The algorithm for converting infix to postfix using a stack has practical applications in various fields, such as finance, engineering, and scientific computing. In finance, it can calculate the present value of future cash flows. The algorithm simplifies the process of modeling and analyzing complex systems by converting mathematical expressions to postfix notation, making it easier to evaluate, optimize, and simulate their behavior. It is a fundamental technique used in compilers, interpreters, and other software systems dealing with mathematical expressions. It is taught in computer science education to teach students about data structures, algorithms, and programming.

## FAQs

### What is the purpose of converting infix to postfix in C?

Converting infix to postfix allows for easier expression evaluation, eliminating the need for parentheses and operator precedence rules.

### How does the stack data structure help convert infix to postfix in C?

The stack data structure helps convert infix to postfix by storing operators and parentheses in a Last-In-First-Out (LIFO) order.

### What algorithm is used for converting infix to postfix in C?

The algorithm for converting infix to postfix in C involves iterating through the input expression and using a stack to store operators and parentheses while outputting operands in postfix notation.

### What steps are involved in converting infix to postfix using a stack in C?

The steps involved in converting infix to postfix using a stack in C include initializing an empty stack, scanning the infix expression from left to right, and using the stack to output operators and parentheses in postfix notation.

### What is the time complexity of converting infix to postfix using a stack in C?

The time complexity of converting infix to postfix using a stack in C is O(n), where n is the length of the input expression.

### What is the space complexity of converting infix to postfix using a stack in C?

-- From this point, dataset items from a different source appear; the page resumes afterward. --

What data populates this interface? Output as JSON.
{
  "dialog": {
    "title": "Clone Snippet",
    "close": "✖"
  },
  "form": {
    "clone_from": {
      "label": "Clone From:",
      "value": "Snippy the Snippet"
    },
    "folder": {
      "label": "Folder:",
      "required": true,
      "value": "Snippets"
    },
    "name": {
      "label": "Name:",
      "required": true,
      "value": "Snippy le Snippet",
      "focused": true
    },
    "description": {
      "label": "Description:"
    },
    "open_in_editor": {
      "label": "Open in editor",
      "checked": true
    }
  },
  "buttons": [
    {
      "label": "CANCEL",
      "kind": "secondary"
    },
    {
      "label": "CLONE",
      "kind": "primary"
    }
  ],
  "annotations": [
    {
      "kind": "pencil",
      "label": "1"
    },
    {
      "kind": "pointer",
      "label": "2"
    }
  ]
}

The space complexity of converting infix to postfix using a stack in C is O(n), where n is the length of the input expression.

## Conclusion

In conclusion, the algorithm that converts infix to postfix using stack in C++ empowers computer science and related fields with a powerful tool with numerous practical applications. The algorithm employs a stack to track operators and operands as they occur in an infix expression. By transforming an infix expression to postfix notation, we can streamline the process of evaluating mathematical expressions and simplify the analysis and optimization of intricate systems.